Garrison: When [Naomi] came out and said, ‘Hey, hold on, I want to take a break,’ she opened up the awareness, more so for sports, but also in the working community. I was talking to a friend not too long ago and she said because of Naomi, now her job is really looking at giving people a couple of days for mental health. And then Simone took it to a whole ‘nother level. And us as athletes, or former athletes, that’s all part of learning how to balance. But in this day and age, with the social media and everything, things get out there very quickly and it can be good and it can be bad. But the fact is, they were both strong enough, Simone and Naomi, to say, ‘Hey, sometimes you need you just need to take a break.’
TG: I’m imagining you saying something like that back when you were playing.
Garrison: I couldn’t have said that. With my eating disorder, (Garrison struggled with bulimia in the early days of her career) you know, I got labeled all the time. ‘Well, she has a mental health problem.’ What? I got an eating disorder. Like, how many other people got an eating disorder? I just happened to speak about it and I wasn’t afraid to speak about it. But you do get labeled.
TG: You are shaping the tennis stars of the future. There will be a bit of a void in American tennis without the Williams sisters, which we figure is coming sooner than later.

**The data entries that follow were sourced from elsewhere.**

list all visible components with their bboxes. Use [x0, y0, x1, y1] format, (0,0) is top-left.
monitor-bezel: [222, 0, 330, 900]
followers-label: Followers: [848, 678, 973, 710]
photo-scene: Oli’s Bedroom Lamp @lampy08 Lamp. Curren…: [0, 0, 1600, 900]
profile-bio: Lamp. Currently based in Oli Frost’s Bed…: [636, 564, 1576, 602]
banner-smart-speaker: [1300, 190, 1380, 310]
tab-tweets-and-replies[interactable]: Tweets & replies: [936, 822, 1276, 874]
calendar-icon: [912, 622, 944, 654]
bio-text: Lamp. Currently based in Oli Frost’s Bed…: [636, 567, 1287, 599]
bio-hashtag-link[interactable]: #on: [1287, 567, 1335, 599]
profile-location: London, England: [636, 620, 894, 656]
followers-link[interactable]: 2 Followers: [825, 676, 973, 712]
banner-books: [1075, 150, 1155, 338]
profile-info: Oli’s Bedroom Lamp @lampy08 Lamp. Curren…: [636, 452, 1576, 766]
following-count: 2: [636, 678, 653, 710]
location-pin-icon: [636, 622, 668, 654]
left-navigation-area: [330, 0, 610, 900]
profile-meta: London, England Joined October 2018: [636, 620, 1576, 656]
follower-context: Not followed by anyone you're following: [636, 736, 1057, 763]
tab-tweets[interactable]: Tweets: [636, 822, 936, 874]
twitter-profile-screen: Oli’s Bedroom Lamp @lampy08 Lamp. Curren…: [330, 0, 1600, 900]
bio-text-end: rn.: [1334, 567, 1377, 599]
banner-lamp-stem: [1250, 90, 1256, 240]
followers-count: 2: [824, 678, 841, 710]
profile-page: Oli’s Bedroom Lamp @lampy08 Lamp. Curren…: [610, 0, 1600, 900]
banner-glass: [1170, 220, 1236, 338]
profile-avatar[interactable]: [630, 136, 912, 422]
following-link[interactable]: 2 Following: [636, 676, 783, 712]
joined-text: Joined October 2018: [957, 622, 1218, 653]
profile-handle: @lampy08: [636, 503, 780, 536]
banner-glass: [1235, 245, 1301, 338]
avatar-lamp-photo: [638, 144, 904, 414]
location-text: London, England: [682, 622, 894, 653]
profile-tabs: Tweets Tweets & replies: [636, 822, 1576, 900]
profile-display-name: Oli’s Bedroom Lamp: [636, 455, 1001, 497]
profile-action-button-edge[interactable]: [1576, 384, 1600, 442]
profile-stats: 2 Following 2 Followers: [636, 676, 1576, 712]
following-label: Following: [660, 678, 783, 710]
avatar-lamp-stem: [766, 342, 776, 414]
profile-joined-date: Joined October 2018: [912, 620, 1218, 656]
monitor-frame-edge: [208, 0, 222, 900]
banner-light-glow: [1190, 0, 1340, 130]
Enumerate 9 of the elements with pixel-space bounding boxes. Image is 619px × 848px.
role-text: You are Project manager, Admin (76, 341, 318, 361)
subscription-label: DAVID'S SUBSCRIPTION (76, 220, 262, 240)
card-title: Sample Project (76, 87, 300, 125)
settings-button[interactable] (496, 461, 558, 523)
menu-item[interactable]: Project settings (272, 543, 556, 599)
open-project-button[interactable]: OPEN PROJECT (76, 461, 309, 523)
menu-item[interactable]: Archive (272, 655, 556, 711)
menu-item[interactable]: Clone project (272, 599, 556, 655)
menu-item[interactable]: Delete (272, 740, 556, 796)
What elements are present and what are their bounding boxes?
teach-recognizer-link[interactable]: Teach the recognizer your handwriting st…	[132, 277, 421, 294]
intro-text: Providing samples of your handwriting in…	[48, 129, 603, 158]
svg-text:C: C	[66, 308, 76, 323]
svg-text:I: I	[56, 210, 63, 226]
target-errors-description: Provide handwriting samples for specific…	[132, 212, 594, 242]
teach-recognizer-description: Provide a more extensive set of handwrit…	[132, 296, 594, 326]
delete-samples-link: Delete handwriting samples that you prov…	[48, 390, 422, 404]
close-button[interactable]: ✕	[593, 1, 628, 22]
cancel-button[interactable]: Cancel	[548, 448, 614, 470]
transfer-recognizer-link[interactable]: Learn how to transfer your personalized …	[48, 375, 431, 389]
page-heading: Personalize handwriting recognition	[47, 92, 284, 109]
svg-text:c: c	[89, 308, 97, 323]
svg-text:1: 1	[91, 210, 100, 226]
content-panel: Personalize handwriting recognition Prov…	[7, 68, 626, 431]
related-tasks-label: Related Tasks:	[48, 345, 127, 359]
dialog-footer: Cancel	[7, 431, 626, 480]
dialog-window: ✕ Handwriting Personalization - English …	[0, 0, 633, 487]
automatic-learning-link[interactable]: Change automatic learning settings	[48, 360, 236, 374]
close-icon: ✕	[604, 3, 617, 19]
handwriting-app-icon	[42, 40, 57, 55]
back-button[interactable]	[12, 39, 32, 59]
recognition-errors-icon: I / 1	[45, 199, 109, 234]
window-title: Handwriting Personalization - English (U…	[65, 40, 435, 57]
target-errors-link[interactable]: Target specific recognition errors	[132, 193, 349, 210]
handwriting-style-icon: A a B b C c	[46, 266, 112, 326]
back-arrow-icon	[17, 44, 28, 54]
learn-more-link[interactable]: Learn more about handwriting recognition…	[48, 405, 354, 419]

Of course, there are players like Sloane Stephens, Coco Gauff, and Naomi Osaka. Is there somewhere we should be looking to make, create or support the next tennis stars? How can we get more participation in the sport, particularly from African Americans?
Garrison: It’s very interesting because I’ve been wondering over the last year why we don’t have more male African American tennis players. MaliVai Washington was the last one who made it to the finals in Wimbledon, and other than Frances Tiafoe, there really hasn’t been anyone. What you need is a group of people that come out that push each other not just Black tennis, but American tennis for men. It’s been a while since Andy Roddick.
TG: Tennis is among the top-earning sports and it’s one where you can have a long career because you don’t tear your body up, yet you don’t see the same enthusiasm for the sport as you do for football or basketball. Are tournaments like Kamau’s is something that can garner more interest?
Garrison: I was watching the Chicago Tennis Festival on television and I called up Kamau and I said, ‘Wow. Look at the African American ball kids.’ Or the kids here at XS Tennis Foundation having the opportunity to walk among or see some of the best women’s tennis players in the world. Something as simple as that, being that close to a professional level, if you can see it, then you can dream it. It’s really just that simple. You can’t buy that.